Markus Lanz has returned from a research trip through Ukraine. The ZDF talker experienced detonations and gained impressions “like in an apocalyptic film”. He tried to make podcast partner Richard David Precht understand why people there don’t dream of a ceasefire.
Viewers of the ZDF talk “Markus Lanz” were able to see for themselves this week: Markus Lanz has returned safely from Ukraine. In the days before, the presenter had traveled through the war-torn country for a TV report. He had already spoken about his impressions a week ago from a hotel in Kiev with podcast partner Richard David Precht.
In the new “Lanz und Precht” issue, the 54-year-old revealed how dangerous the trip was for him and his camera team. They wanted to visit the embattled port city of Kherson at a time when it was “heavily under fire”. He experienced detonations up close.
If you stay in the same place for too long in a large group, there is a great risk of being spotted by a drone and taken under fire, explained Lanz. Fortunately, the film team on site had been warned accordingly. Lanz remembers: “As we were driving out of the city, it suddenly hit the left, a column of smoke rose up, suddenly it hit the right too, black smoke rose up.” Then he realized: “Oh, right, left impact, right Impact and we are right in between…”
Markus Lanz: “There is no safe place in Ukraine”
At that moment he also realized what a young man in western Ukraine wanted to convey to him at the beginning of his journey: “There is no safe place in Ukraine. Don’t feel really safe anywhere!” This is exactly the feeling that Russia wants to achieve with its bomb and rocket terror against the civilian population.
As the conversation continued, Lanz informed the philosopher Richard David Precht that he had complied with his request from the previous podcast episode. “You told me: Ask a farmer in southeast Ukraine what he thinks about this war!” Precht, who had repeatedly questioned arms deliveries and a “military solution” to the war in the German debate, confirmed: “I just thought that you talk to the people on whose grounds the war is being fought.”
However, what Lanz had to report did not confirm the obvious assumption that those directly affected were longing for a ceasefire as quickly as possible. In a village between Kherson and Mykolaiv, Lanz met a farmer named Vitali, in the middle of a landscape that seemed almost idyllic from a distance, but on closer inspection everything was completely destroyed “like in an apocalyptic film.”
“They know how brutally the Russians torture, in every cellar.”
“A friend named Richard asked me to ask you how you see this war,” he said to Vitali, Lanz reported. His answer: “How should I see this war? People come and just shoot up my house.” His house and his agricultural machinery were destroyed, his cows were all dead. An attempt to escape with his wife and children failed because of the fire from the occupiers. He could no longer cultivate the fields because there were mines everywhere.

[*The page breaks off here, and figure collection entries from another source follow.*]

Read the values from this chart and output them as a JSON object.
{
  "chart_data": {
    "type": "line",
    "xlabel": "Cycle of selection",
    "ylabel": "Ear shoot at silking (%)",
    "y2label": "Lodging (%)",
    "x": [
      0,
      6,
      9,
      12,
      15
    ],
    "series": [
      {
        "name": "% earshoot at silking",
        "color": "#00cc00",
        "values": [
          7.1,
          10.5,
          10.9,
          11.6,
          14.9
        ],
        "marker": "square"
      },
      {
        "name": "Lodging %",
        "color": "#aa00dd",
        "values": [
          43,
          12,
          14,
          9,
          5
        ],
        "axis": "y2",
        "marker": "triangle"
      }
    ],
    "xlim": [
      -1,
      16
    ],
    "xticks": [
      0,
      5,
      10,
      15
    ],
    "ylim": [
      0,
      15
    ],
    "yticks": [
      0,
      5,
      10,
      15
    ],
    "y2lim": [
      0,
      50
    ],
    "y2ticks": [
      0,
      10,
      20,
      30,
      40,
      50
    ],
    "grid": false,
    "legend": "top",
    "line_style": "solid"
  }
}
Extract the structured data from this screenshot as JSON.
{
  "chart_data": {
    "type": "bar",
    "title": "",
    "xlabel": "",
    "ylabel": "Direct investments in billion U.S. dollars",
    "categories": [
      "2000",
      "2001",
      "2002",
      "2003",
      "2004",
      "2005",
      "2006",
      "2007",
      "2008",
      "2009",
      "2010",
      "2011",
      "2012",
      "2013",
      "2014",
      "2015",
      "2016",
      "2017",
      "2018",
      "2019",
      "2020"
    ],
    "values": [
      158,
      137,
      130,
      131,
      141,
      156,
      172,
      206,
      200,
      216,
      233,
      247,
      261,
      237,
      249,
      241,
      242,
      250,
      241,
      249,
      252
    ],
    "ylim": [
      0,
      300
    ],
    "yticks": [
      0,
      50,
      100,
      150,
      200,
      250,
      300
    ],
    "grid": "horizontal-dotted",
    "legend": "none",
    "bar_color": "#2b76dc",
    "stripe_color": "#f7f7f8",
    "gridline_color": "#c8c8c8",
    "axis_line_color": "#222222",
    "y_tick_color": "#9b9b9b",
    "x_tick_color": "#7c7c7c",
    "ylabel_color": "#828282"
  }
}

Lanz: “He exchanged his life as a wealthy farmer for that of a destitute recipient of alms.” And yet he is trying to rebuild his business without knowing whether it will not be destroyed again with a single tank shot.
When Precht reacted to the description with astonishment and even incomprehension, Lanz insisted: “That’s exactly the point.” He asked the farmer: “Aren’t you tired of this, shouldn’t you make an offer to the Russians?” Take Crimea and a few parts of Donbass!” But the answer was: “No. If we do that, they’ll come back.’”
Lanz emphasized that he spoke to “many, many people” during his trip, and it was precisely this attitude that was “always crystal clear” with everyone. “They all have the reports in the back of their minds and some of them know it from their own experience. They know how brutally the Russians torture, in every cellar. They know what violence they are prepared to do and they don’t want to live like that.”
Richard David Precht formulates a “big thought task” for peace
According to Precht, “the big intellectual task” now is to organize a “provisional peace” that does not remain “a provisional solution”. Every effort must be made to think about what something like this could look like, “if the idea that Ukraine will get all of its territories back is unrealistic.”
Lanz only answered the objection indirectly with impressions from the occupied territories: “Everything that is in any way Ukrainian is being erased, half the population is being systematically exchanged, children are being kidnapped to Russia.” Interestingly, he even met Russians there, who did not want to be “liberated” by Russians. “They say: We don’t want to have anything to do with this Russia.”
Markus Lanz’s conclusion after his experiences in the war zone: “For me, the most incomprehensible thing is how much people are able to straighten themselves out, to fight, to carry on for their convictions, and to believe so firmly that things will get better at some point . That’s what keeps them alive.”